Pesan? Kotak berisi gaun dan ajakan makan malam yang terselit disana?
Yes, and You never come!!!
Andai bisa Lila sudah meneriakkan itu tepat ditelinga Ray. Agar dia bisa mendengar dengan sangat jelas kemana sebenarnya Ia pergi sampai larut malam.
“Aku dari galeri, Mas. Lihat!” Sekali lagi Lila menunjukkan sebuah kanvas yang dari tadi ia bawa. “Aku tidak mungkin membawa barang semacam ini ke restoran mewah bukan?”
Lila tidak akan merepotkan dirinya sendiri dengan menenteng kanvas sebesar itu kedalam restoran itu benar. Tapi heels? Lila bukan seniman yang memiliki penampilan ala kadarnya atau bergantung dengan suasana hati. Dan dia hanya menggunakan heels untuk mengahadiri acara formal. Selain itu sepatu kets dan flat shoes adalah sahabat hari-harinya.

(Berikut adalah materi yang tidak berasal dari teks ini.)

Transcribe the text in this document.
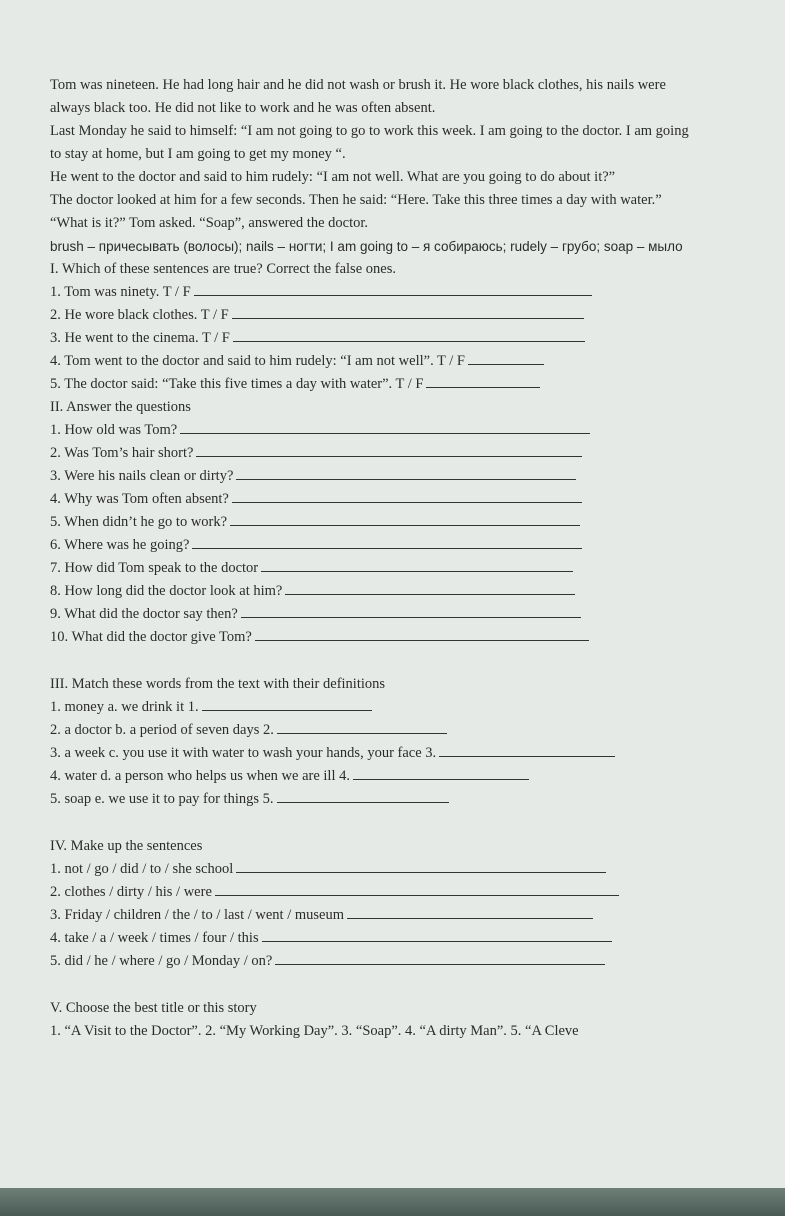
Tom was nineteen. He had long hair and he did not wash or brush it. He wore black clothes, his nails were always black too. He did not like to work and he was often absent.

Last Monday he said to himself: “I am not going to go to work this week. I am going to the doctor. I am going to stay at home, but I am going to get my money “.

He went to the doctor and said to him rudely: “I am not well. What are you going to do about it?”

The doctor looked at him for a few seconds. Then he said: “Here. Take this three times a day with water.” “What is it?” Tom asked. “Soap”, answered the doctor.

brush – причесывать (волосы); nails – ногти; I am going to – я собираюсь; rudely – грубо; soap – мыло

I. Which of these sentences are true? Correct the false ones.

1. Tom was ninety. T / F
2. He wore black clothes. T / F
3. He went to the cinema. T / F
4. Tom went to the doctor and said to him rudely: “I am not well”. T / F
5. The doctor said: “Take this five times a day with water”. T / F

II. Answer the questions

1. How old was Tom?
2. Was Tom’s hair short?
3. Were his nails clean or dirty?
4. Why was Tom often absent?
5. When didn’t he go to work?
6. Where was he going?
7. How did Tom speak to the doctor
8. How long did the doctor look at him?
9. What did the doctor say then?
10. What did the doctor give Tom?

III. Match these words from the text with their definitions

1. money a. we drink it 1.
2. a doctor b. a period of seven days 2.
3. a week c. you use it with water to wash your hands, your face 3.
4. water d. a person who helps us when we are ill 4.
5. soap e. we use it to pay for things 5.

IV. Make up the sentences

1. not / go / did / to / she school
2. clothes / dirty / his / were
3. Friday / children / the / to / last / went / museum
4. take / a / week / times / four / this
5. did / he / where / go / Monday / on?

V. Choose the best title or this story

1. “A Visit to the Doctor”. 2. “My Working Day”. 3. “Soap”. 4. “A dirty Man”. 5. “A Cleve
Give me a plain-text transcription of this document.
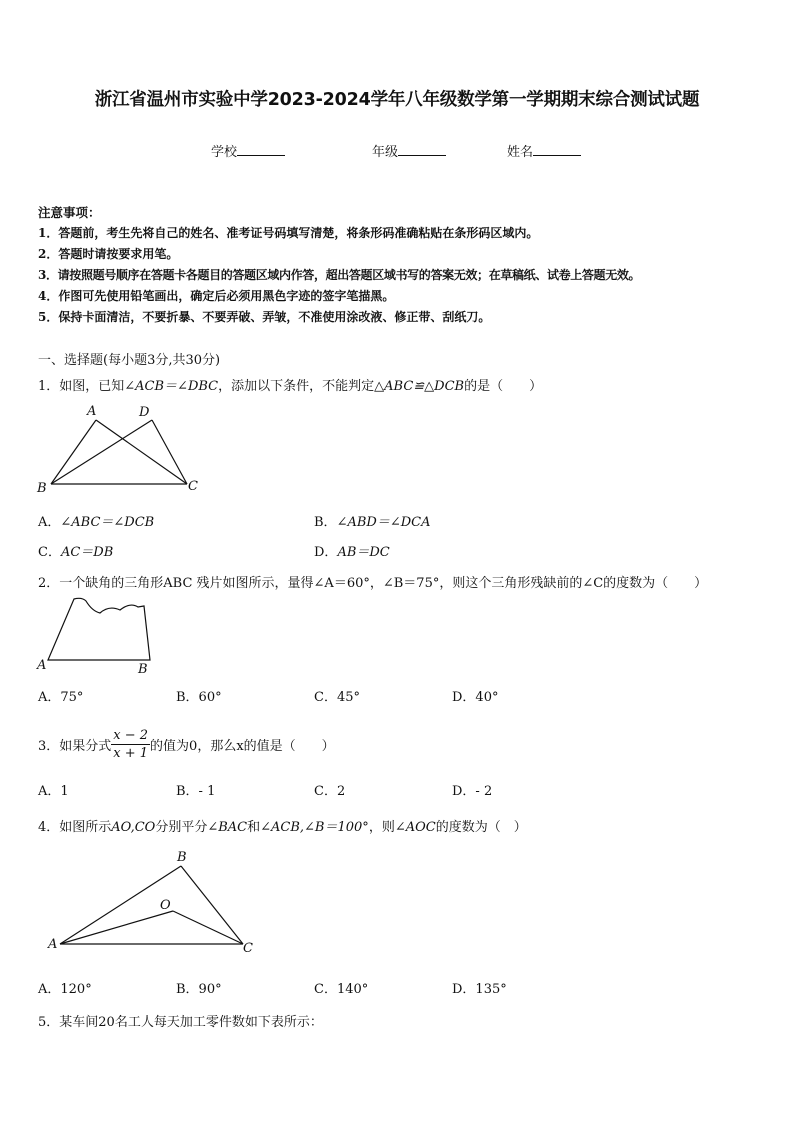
浙江省温州市实验中学2023-2024学年八年级数学第一学期期末综合测试试题
学校	年级	姓名
注意事项：
1．答题前，考生先将自己的姓名、准考证号码填写清楚，将条形码准确粘贴在条形码区域内。
2．答题时请按要求用笔。
3．请按照题号顺序在答题卡各题目的答题区域内作答，超出答题区域书写的答案无效；在草稿纸、试卷上答题无效。
4．作图可先使用铅笔画出，确定后必须用黑色字迹的签字笔描黑。
5．保持卡面清洁，不要折暴、不要弄破、弄皱，不准使用涂改液、修正带、刮纸刀。
一、选择题(每小题3分,共30分)
1．如图，已知∠ACB＝∠DBC，添加以下条件，不能判定△ABC≌△DCB的是（　　）
A	D
B	C
A．∠ABC＝∠DCB	B．∠ABD＝∠DCA
C．AC＝DB	D．AB＝DC
2．一个缺角的三角形ABC 残片如图所示，量得∠A＝60°，∠B＝75°，则这个三角形残缺前的∠C的度数为（　　）
A	B
A．75°	B．60°	C．45°	D．40°
3．如果分式 $\frac{x - 2}{x + 1}$ 的值为0，那么x的值是（　　）
A．1	B．- 1	C．2	D．- 2
4．如图所示AO,CO分别平分∠BAC和∠ACB,∠B＝100°，则∠AOC的度数为（　）
B
O
A	C
A．120°	B．90°	C．140°	D．135°
5．某车间20名工人每天加工零件数如下表所示：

“Aku tidak bisa menghubungimu dari tadi.”
“Oh ya? Hapeku mati sepertinya. Tadi nggak sempat ngisi pas digaleri.”
Lebih tepatnya mengabaikan. Ray sudah berkali-kali menghubungi Lila tapi tidak mendapat respon. Ada puluhan panggilan juga chat yang tidak terhitung. Dan semuanya terhubung hanya saja tidak mendapat tanggapan.
“Oh, lain kali jangan lupa bawa power bank.”
Kali ini Ray berbalik lebih dulu. dia harus menutup pintu rumah yang terbuka. juga untuk memikirkan beberapa hal selain kebohongan Lila yang dengan jelas terlihat juga Almira. Si pemilik hatinya. Benarkah pemilik itu masih bernama Almira?

 ***

Ray merasa baru saja memejamkan mata. tapi pendengaranannya sudah menangkap suara berisik. Seperti ada benda terjatuh disuatu tempat.
Saat bangun untuk memeriksa, Ray menemukan sisi ranjang tempat Lila tidur kosong. Dan saat melihat jam di dinding masih menunjukkan pukul 3 pagi. Waktu yang sangat awal untuk mengerjakan pekerjaan rumah. Maka Ray pun mencari keberadaan istrinya.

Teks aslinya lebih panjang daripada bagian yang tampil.